Devos claimed parents should be able to choose their children’s schools. This seems reasonable at the individual level, and wealthy parents absolutely do this including very intentional decisions about where to purchase a house. But we have to consider scale. Over 50 million students attend U.S. public schools. If Devos actually wants to establish a system in which every family can take advantage of the opportunities that wealthy families take for their children (which she claimed during the hearing) someone would need to undertake an unprecedented level of school construction. If competition is the answer we need to flood the market with other choices that are as accessible geographically as existing public schools. Devos did not argue for massive school construction. Instead she tossed responsibility back to local control.

If choice requires creating alternatives Devos’ non-answer of Senator Murray’s question about privatization becomes critically important. Devos did not clearly reject private sources, instead saying that she is: “hopeful that we can work together to find common ground.” That’s not an answer to a question where Senator Murray wanted to know if Devos could commit to: “not privatize or cut a single penny.”

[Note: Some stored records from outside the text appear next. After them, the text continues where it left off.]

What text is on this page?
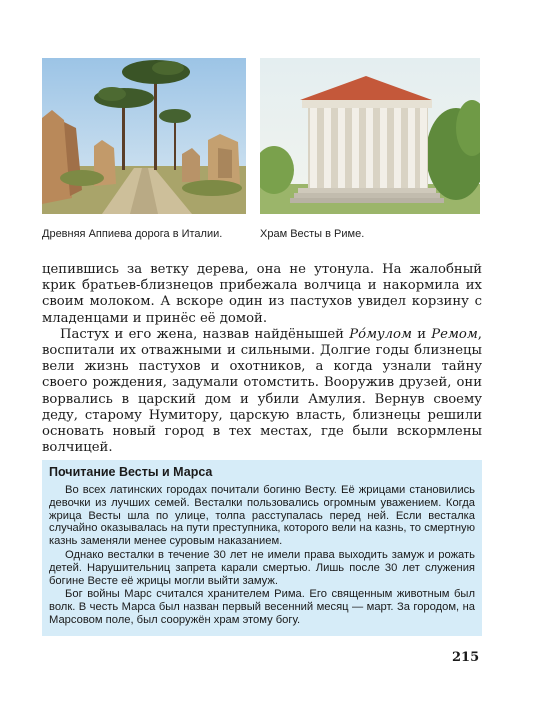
Древняя Аппиева дорога в Италии.	Храм Весты в Риме.

цепившись за ветку дерева, она не утонула. На жалобный крик братьев-близнецов прибежала волчица и накормила их своим молоком. А вскоре один из пастухов увидел корзину с младенцами и принёс её домой.

Пастух и его жена, назвав найдёнышей Ро́мулом и Ремом, воспитали их отважными и сильными. Долгие годы близнецы вели жизнь пастухов и охотников, а когда узнали тайну своего рождения, задумали отомстить. Вооружив друзей, они ворвались в царский дом и убили Амулия. Вернув своему деду, старому Нумитору, царскую власть, близнецы решили основать новый город в тех местах, где были вскормлены волчицей.

Почитание Весты и Марса

Во всех латинских городах почитали богиню Весту. Её жрицами становились девочки из лучших семей. Весталки пользовались огромным уважением. Когда жрица Весты шла по улице, толпа расступалась перед ней. Если весталка случайно оказывалась на пути преступника, которого вели на казнь, то смертную казнь заменяли менее суровым наказанием.

Однако весталки в течение 30 лет не имели права выходить замуж и рожать детей. Нарушительниц запрета карали смертью. Лишь после 30 лет служения богине Весте её жрицы могли выйти замуж.

Бог войны Марс считался хранителем Рима. Его священным животным был волк. В честь Марса был назван первый весенний месяц — март. За городом, на Марсовом поле, был сооружён храм этому богу.

215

Devos couldn’t even commit to support for universal pre-kindergarten and she again pushed responsibility to local governments. That could have been an easy one.

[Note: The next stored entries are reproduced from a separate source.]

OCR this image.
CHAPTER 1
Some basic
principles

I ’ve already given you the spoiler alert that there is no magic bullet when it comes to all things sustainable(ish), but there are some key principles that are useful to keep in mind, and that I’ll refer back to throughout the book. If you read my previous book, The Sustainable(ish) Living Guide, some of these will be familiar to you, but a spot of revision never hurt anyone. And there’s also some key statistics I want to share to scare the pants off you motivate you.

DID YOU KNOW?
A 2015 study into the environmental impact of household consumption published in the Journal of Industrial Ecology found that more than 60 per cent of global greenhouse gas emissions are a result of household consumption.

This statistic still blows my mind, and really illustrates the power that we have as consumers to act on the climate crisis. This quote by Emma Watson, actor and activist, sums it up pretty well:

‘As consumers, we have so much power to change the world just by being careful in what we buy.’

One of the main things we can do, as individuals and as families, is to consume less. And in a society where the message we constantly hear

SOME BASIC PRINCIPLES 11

We currently have zero evidence that President Trump is planning to grow the Department of Education. In President Trump’s massive infrastructure plans schools are noticeably absent. To my knowledge building schools has never been on the Republican Party’s national platform. Without growing the Department, the high quality alternatives Devos refers to will have to come from outside the federal government and I don’t see state or local governments covering this cost. Higher income communities are already developing their public schools and poverty impacted communities simply do not have the tax base or funds on hand to create more schools. So the funds have to come from outside those communities. This leaves only private sources be they for-profit or not-for-profit.

Either way the math is the same: Devos is positioning for reduced federal oversight of education with a rise in privately funded options at the local level. If everything is for local control, then the Department of Education (and the Secretary of Education) needs no plan for improving existing schools.

Our Students and our Country Need Better
The stakes for our 50 million children in schools are too high for this kind of nonsense. The Secretary of Education should be thought of as the highest teacher in the land the same way we think about the Surgeon General and the Attorney General acting as the first doctor and first lawyer. To even nominate Devos, who has zero educational experience beyond mentoring students, and arguing for school choice, is an insult to our entire education system. This insult was confirmed by Senator Lieberman’s statement that the fact that she doesn’t come from “the education establishment,” is “one of the most important qualifications [she] can have.”

We would never put someone without legal experience in the Attorney General seat. We would never put someone without medical experience in the Surgeon General seat. The fact that Devos is even nominated is a glaring example of how little respect the republican party has for our education system.

With education we create our future and a key feature (and challenge) of public schools is that they accept all students. The future that Devos, and by extension the Trump administration, is proposing is a future of increasing inequality.  A future of struggling public schools left to wither an die when we could offer them support instead. A future where the most challenging students get kicked out of the “high quality alternatives” and back to those struggling public schools thus ensuring continued inequality.

I simply can’t imagine putting a secretary of education in place who has no plans for actually improving the schools attended by the overwhelming majority of our country’s children. Yet that is what we have to look forward to. If Devos is confirmed and her plans move forward with Congress’ blessing, local communities will need to commit incredible sums to ensure the continued viability of their public schools. I can’t see the federal government providing much help for the next few years.